A state agronomist, Bill Theobald, working out of a small rock building that looks like an annex to the Alamo, is trying to stop some of the losses by propagating a different kind of coconut palm.

Advertisement

In his office at Florida’s coconut-seed orchard, there is no fancy equipment, no $30,000 pollen extractors. “Here’s our pollen extractor,” Theobald said, showing off an $8 rolling pin and a $2 bread board.

For centuries, coconut palms have been used in impoverished areas of the world for making thatched roofs, dishes, flour, cooking oil and even a powerful liquor.
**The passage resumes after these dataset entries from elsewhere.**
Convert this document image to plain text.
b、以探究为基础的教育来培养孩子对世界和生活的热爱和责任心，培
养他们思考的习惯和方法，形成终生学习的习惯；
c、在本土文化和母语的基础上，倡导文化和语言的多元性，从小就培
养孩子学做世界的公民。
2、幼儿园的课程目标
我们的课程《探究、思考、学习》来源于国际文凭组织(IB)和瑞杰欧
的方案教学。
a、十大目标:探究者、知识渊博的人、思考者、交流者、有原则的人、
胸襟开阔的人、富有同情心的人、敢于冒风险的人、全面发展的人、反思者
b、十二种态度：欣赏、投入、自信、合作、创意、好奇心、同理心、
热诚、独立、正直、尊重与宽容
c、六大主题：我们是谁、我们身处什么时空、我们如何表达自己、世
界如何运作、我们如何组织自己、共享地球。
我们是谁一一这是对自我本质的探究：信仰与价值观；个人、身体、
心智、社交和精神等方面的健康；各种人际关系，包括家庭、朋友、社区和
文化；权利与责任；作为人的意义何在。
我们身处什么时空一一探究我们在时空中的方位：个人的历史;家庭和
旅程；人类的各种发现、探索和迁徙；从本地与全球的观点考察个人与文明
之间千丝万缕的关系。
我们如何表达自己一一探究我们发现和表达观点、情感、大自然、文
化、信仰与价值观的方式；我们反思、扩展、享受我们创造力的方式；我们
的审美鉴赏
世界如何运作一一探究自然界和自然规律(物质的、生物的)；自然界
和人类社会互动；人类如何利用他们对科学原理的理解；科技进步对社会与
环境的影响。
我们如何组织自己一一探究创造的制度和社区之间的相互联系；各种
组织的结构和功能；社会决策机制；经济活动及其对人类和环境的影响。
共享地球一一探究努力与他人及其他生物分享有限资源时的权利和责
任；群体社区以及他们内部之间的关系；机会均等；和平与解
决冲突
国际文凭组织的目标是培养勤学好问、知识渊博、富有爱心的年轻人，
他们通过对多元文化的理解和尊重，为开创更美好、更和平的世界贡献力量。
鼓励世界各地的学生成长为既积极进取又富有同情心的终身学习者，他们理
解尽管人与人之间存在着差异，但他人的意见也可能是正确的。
But they have lost their importance in a plastic, prefabricated civilization. Bulldozers in southern Florida are mowing down the Jamaica Tall and other palms to make room for shopping centers, parking lots and housing developments.

Now lethal yellowing is threatening to wipe out the few remaining Jamaica Tall coconut trees. Twenty-two other kinds of ornamental palms are at risk too.

Theobald, with the help of just three workers, is trying to introduce a hybrid coconut palm produced in Jamaica that is highly resistant to lethal yellow leaf. Otherwise, he says, Florida is not too many years away from being “just sea, sand and concrete.”

In his mind, Florida without palms would be like North Carolina without its pines, Massachusetts without its elms, Mississippi without its magnolias, Theobald said as he took time out from his work.

Advertisement

Perched two stories high on a ladder in a coconut grove, he was busy dusting the female flowers of one species of coconut tree with the pollen from the male flowers of another species of coconut.

Lethal yellowing is believed to have worked its way over from Pacific islands to Central America. After sweeping through the Caribbean, it reached Key West in 1949 and Dade County in the 1970s.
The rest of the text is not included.